丹後ちりめん −79−

岩滝各区の機業 石田の機業(2)


手織機時代は、当区においてその労働時間の終りの合図は太鼓で機屋に知らせた。区には「太鼓打ち」という人を常時雇っていた。そしてその人が毎日、雨が降っても、雪の日でも小さな太鼓を提げ、提灯を持ち、石田の町内を端から端まで夜中に太鼓を打って時間を知らせて廻った。
手織時代には、織物業としての組合はなかった。友人グループ等で相談した位であった。然し機屋の数が増加するに及び、石田機屋組合ができた。そして、大正8年頃、丹後織物同業組合が、与謝郡、中郡、竹野郡にでき、それがまた連合体として、丹後織物三郡同業組合連合会ができた。当区の機屋もその組合に入った。
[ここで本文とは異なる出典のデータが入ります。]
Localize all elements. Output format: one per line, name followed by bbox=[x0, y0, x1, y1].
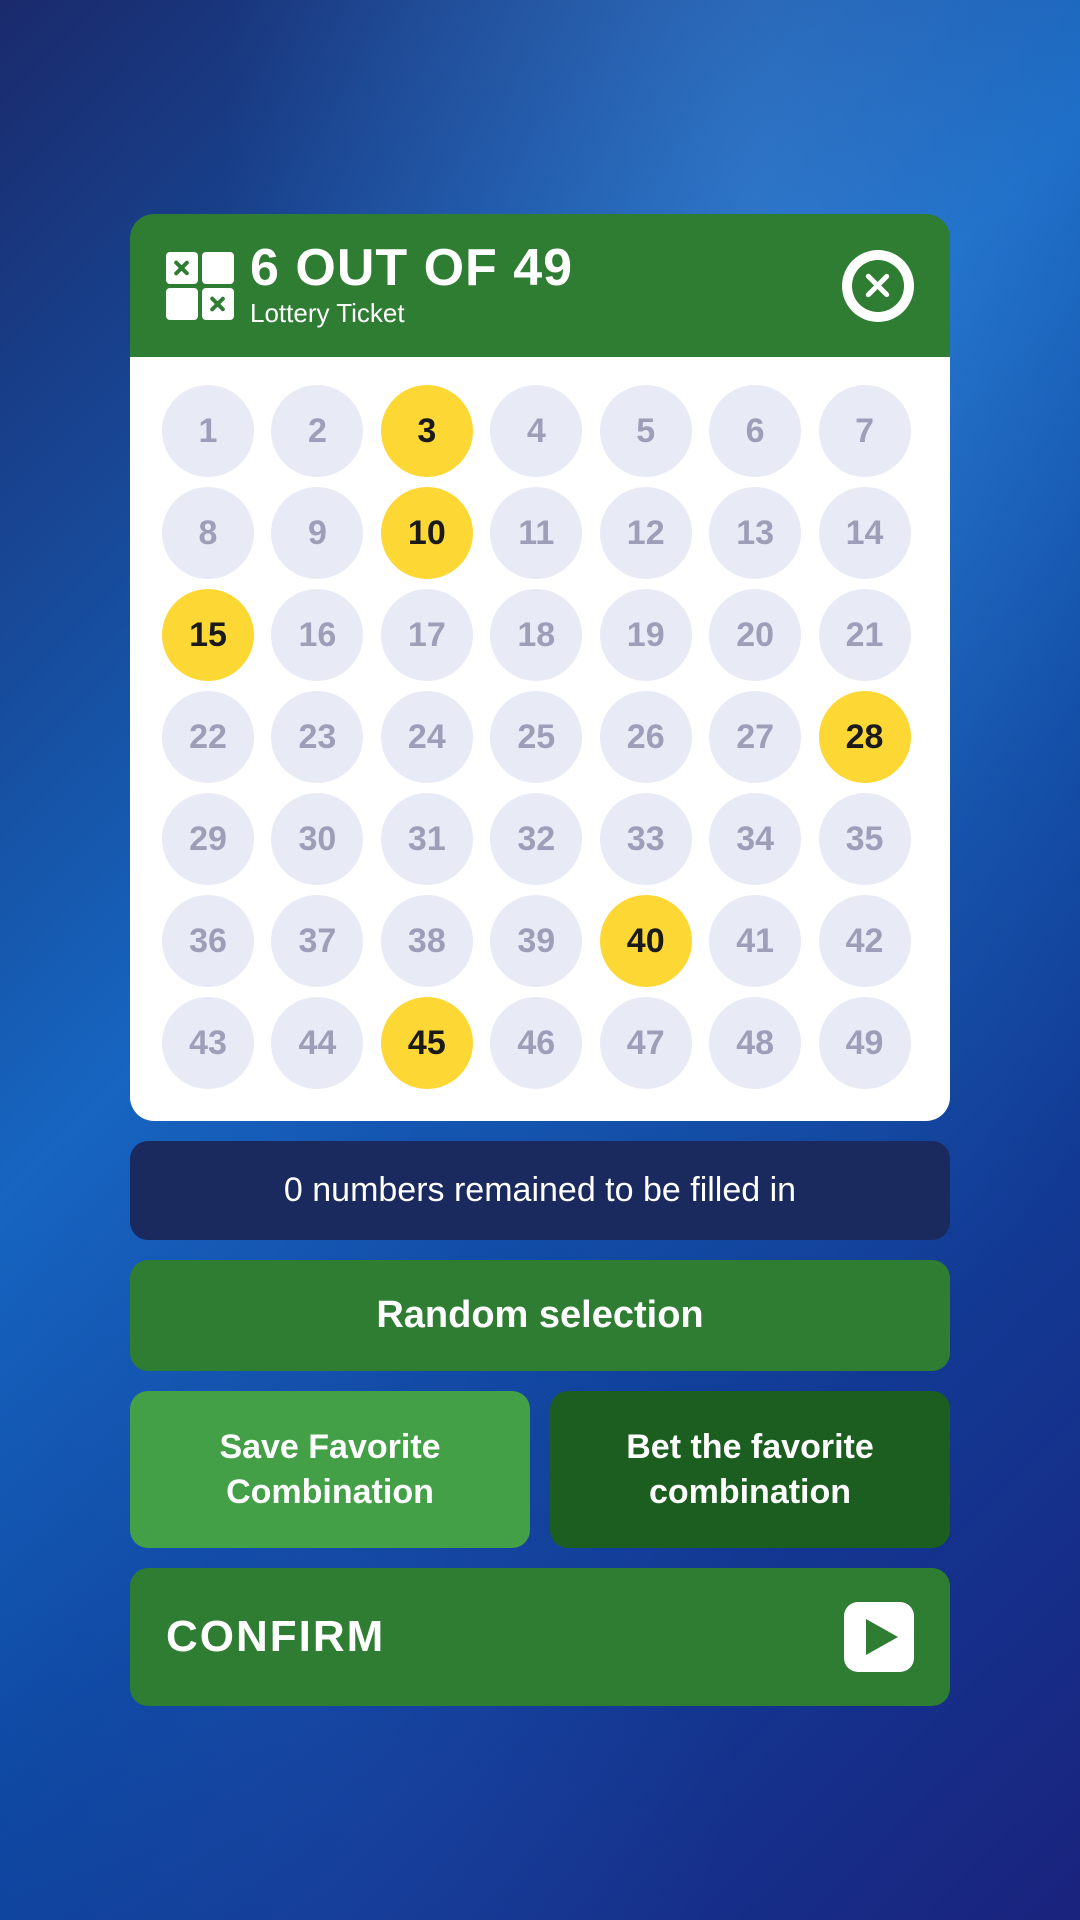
action-buttons: Save Favorite Combination Bet the favori… bbox=[130, 1391, 950, 1547]
number-cell-43[interactable]: 43 bbox=[162, 997, 254, 1089]
icon-cell-3 bbox=[166, 288, 198, 320]
number-cell-34[interactable]: 34 bbox=[709, 793, 801, 885]
lottery-modal: 6 OUT OF 49 Lottery Ticket 1234567891011… bbox=[130, 214, 950, 1705]
icon-cell-2 bbox=[202, 252, 234, 284]
number-cell-7[interactable]: 7 bbox=[819, 385, 911, 477]
game-subtitle: Lottery Ticket bbox=[250, 298, 573, 329]
close-button[interactable] bbox=[842, 250, 914, 322]
save-favorite-button[interactable]: Save Favorite Combination bbox=[130, 1391, 530, 1547]
number-cell-36[interactable]: 36 bbox=[162, 895, 254, 987]
number-cell-48[interactable]: 48 bbox=[709, 997, 801, 1089]
game-title: 6 OUT OF 49 bbox=[250, 242, 573, 294]
number-cell-46[interactable]: 46 bbox=[490, 997, 582, 1089]
close-icon bbox=[852, 260, 904, 312]
ticket-body: 1234567891011121314151617181920212223242… bbox=[130, 357, 950, 1121]
numbers-grid: 1234567891011121314151617181920212223242… bbox=[162, 385, 918, 1089]
number-cell-5[interactable]: 5 bbox=[600, 385, 692, 477]
play-triangle bbox=[866, 1619, 898, 1655]
number-cell-13[interactable]: 13 bbox=[709, 487, 801, 579]
bet-favorite-button[interactable]: Bet the favorite combination bbox=[550, 1391, 950, 1547]
number-cell-3[interactable]: 3 bbox=[381, 385, 473, 477]
number-cell-33[interactable]: 33 bbox=[600, 793, 692, 885]
play-icon bbox=[844, 1602, 914, 1672]
confirm-button[interactable]: CONFIRM bbox=[130, 1568, 950, 1706]
number-cell-42[interactable]: 42 bbox=[819, 895, 911, 987]
number-cell-40[interactable]: 40 bbox=[600, 895, 692, 987]
number-cell-15[interactable]: 15 bbox=[162, 589, 254, 681]
number-cell-1[interactable]: 1 bbox=[162, 385, 254, 477]
number-cell-19[interactable]: 19 bbox=[600, 589, 692, 681]
number-cell-14[interactable]: 14 bbox=[819, 487, 911, 579]
number-cell-35[interactable]: 35 bbox=[819, 793, 911, 885]
number-cell-39[interactable]: 39 bbox=[490, 895, 582, 987]
modal-header: 6 OUT OF 49 Lottery Ticket bbox=[130, 214, 950, 357]
number-cell-47[interactable]: 47 bbox=[600, 997, 692, 1089]
number-cell-26[interactable]: 26 bbox=[600, 691, 692, 783]
number-cell-23[interactable]: 23 bbox=[271, 691, 363, 783]
icon-cell-1 bbox=[166, 252, 198, 284]
number-cell-2[interactable]: 2 bbox=[271, 385, 363, 477]
number-cell-8[interactable]: 8 bbox=[162, 487, 254, 579]
title-group: 6 OUT OF 49 Lottery Ticket bbox=[250, 242, 573, 329]
number-cell-17[interactable]: 17 bbox=[381, 589, 473, 681]
number-cell-6[interactable]: 6 bbox=[709, 385, 801, 477]
lottery-icon bbox=[166, 252, 234, 320]
number-cell-27[interactable]: 27 bbox=[709, 691, 801, 783]
number-cell-30[interactable]: 30 bbox=[271, 793, 363, 885]
icon-cell-4 bbox=[202, 288, 234, 320]
random-selection-button[interactable]: Random selection bbox=[130, 1260, 950, 1371]
number-cell-38[interactable]: 38 bbox=[381, 895, 473, 987]
number-cell-21[interactable]: 21 bbox=[819, 589, 911, 681]
number-cell-29[interactable]: 29 bbox=[162, 793, 254, 885]
number-cell-20[interactable]: 20 bbox=[709, 589, 801, 681]
confirm-label: CONFIRM bbox=[166, 1612, 385, 1662]
number-cell-44[interactable]: 44 bbox=[271, 997, 363, 1089]
number-cell-25[interactable]: 25 bbox=[490, 691, 582, 783]
number-cell-28[interactable]: 28 bbox=[819, 691, 911, 783]
number-cell-9[interactable]: 9 bbox=[271, 487, 363, 579]
number-cell-22[interactable]: 22 bbox=[162, 691, 254, 783]
number-cell-18[interactable]: 18 bbox=[490, 589, 582, 681]
status-bar: 0 numbers remained to be filled in bbox=[130, 1141, 950, 1240]
number-cell-41[interactable]: 41 bbox=[709, 895, 801, 987]
number-cell-11[interactable]: 11 bbox=[490, 487, 582, 579]
number-cell-10[interactable]: 10 bbox=[381, 487, 473, 579]
status-text: 0 numbers remained to be filled in bbox=[284, 1171, 796, 1209]
number-cell-31[interactable]: 31 bbox=[381, 793, 473, 885]
number-cell-4[interactable]: 4 bbox=[490, 385, 582, 477]
number-cell-45[interactable]: 45 bbox=[381, 997, 473, 1089]
number-cell-37[interactable]: 37 bbox=[271, 895, 363, 987]
header-left: 6 OUT OF 49 Lottery Ticket bbox=[166, 242, 573, 329]
number-cell-12[interactable]: 12 bbox=[600, 487, 692, 579]
number-cell-49[interactable]: 49 bbox=[819, 997, 911, 1089]
number-cell-16[interactable]: 16 bbox=[271, 589, 363, 681]
number-cell-24[interactable]: 24 bbox=[381, 691, 473, 783]
number-cell-32[interactable]: 32 bbox=[490, 793, 582, 885]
その当時の代議員は山添定吉(第1代)であった。
手織機から足踏織機と変ってきたが、その織機は大正2年頃、角尾重助(第1代)によって始めて据付けられた。
彼は明治39年、18才で百姓機屋をつぎ、熱心に機業の進展のため研究をつづけていたが、恰も大正2年丹後織物同業組合の主催で、縮緬織物の先進地である北陸地方の織物状況を視察することになった。
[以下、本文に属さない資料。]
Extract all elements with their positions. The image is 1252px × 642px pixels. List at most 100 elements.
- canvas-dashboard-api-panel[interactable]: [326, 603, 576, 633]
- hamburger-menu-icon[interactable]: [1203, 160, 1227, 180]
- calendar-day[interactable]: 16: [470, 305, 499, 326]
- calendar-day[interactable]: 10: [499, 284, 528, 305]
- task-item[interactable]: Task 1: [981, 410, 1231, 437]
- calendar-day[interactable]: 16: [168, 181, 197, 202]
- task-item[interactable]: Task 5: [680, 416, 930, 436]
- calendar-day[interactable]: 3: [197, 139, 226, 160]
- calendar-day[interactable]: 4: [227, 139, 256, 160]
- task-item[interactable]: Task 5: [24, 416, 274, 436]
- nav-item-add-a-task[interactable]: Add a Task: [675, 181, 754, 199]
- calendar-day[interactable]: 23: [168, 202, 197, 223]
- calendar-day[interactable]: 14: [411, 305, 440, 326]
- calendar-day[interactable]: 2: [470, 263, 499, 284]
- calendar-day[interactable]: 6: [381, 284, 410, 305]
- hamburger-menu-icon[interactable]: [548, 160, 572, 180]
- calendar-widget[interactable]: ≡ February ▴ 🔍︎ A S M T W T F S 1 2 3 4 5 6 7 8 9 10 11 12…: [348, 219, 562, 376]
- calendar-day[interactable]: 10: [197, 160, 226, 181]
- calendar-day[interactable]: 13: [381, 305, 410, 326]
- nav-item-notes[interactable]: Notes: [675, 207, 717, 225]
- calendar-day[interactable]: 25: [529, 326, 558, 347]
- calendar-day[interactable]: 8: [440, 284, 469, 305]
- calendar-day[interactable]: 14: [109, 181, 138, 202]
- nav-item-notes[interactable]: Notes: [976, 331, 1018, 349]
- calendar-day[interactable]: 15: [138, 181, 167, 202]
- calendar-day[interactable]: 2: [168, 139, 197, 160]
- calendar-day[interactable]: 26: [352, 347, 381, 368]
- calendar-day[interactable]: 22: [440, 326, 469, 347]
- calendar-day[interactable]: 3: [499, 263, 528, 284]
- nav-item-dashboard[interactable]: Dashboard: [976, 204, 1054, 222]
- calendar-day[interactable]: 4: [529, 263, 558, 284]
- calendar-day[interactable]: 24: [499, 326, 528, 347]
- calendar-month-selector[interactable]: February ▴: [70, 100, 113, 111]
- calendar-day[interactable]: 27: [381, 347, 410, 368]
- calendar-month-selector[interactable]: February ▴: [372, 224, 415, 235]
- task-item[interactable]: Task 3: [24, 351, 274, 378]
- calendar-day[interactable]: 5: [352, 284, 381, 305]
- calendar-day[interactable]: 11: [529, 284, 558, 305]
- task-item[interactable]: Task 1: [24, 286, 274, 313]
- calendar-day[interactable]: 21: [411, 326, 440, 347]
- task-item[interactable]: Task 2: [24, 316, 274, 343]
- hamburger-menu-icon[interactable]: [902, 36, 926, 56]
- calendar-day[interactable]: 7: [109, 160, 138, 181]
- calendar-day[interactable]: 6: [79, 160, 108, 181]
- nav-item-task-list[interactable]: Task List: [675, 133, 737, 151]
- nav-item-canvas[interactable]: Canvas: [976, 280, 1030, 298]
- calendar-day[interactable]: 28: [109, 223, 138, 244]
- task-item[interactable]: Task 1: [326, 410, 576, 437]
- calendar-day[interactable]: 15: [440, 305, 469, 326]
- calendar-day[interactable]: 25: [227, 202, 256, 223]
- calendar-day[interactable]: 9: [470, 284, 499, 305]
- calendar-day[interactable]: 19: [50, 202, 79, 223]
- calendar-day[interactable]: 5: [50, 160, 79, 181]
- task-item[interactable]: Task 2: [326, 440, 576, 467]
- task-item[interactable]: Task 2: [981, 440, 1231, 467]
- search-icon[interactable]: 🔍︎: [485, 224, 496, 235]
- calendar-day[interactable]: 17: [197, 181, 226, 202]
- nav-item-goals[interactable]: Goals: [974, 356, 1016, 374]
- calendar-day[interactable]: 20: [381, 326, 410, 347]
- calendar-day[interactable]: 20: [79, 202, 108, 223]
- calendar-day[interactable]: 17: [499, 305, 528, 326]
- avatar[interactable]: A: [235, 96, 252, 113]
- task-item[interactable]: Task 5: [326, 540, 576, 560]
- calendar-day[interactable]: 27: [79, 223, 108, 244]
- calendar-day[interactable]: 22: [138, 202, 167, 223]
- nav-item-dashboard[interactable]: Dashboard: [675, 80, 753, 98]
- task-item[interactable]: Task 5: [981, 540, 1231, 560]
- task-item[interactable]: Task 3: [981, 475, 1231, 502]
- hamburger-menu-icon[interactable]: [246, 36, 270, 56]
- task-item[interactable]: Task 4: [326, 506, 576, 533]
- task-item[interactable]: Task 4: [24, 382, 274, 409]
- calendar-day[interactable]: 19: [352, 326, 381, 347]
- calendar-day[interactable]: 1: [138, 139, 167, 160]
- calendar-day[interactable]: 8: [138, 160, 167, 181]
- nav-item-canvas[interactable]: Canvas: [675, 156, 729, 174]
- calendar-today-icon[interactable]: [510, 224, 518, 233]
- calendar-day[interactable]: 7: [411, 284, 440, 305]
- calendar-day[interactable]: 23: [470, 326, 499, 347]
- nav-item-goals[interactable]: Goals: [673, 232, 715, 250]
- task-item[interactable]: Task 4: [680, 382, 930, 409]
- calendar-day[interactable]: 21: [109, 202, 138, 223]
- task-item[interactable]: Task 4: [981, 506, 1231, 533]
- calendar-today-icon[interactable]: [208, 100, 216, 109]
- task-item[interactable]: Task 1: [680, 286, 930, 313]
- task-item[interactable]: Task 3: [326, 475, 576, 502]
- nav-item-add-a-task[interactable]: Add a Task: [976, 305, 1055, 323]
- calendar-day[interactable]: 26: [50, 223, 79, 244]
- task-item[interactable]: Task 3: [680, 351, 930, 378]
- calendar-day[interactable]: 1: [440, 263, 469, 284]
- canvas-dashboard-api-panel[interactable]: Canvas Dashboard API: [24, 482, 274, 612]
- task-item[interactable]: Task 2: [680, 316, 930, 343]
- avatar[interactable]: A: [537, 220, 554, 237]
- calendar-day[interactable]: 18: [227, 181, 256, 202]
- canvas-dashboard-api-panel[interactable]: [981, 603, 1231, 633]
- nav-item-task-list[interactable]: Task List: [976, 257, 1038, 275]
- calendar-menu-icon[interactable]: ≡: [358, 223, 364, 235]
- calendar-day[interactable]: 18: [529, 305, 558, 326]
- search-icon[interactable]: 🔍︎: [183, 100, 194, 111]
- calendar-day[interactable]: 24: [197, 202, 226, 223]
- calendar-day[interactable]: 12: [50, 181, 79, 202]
彼は、この時25才、視察員中の最年少者であったが進んで視察団に加わり(視察団員は岩滝「広野憲治、角尾重助」。石川「吉田清」。山田「竹林」、三河内「安田角太郎」。加悦「西原雄助」)熱心に視察して帰った。その先方の進歩していることに深く感銘し、遂に当町はもとより、加悦谷、中郡、竹野郡まで出張して連日先方の進歩せる状況と、織物設備等の改良の最も必要であることを強く叫びつつ宣伝して廻った。そして自ら足踏織機1台を購入した。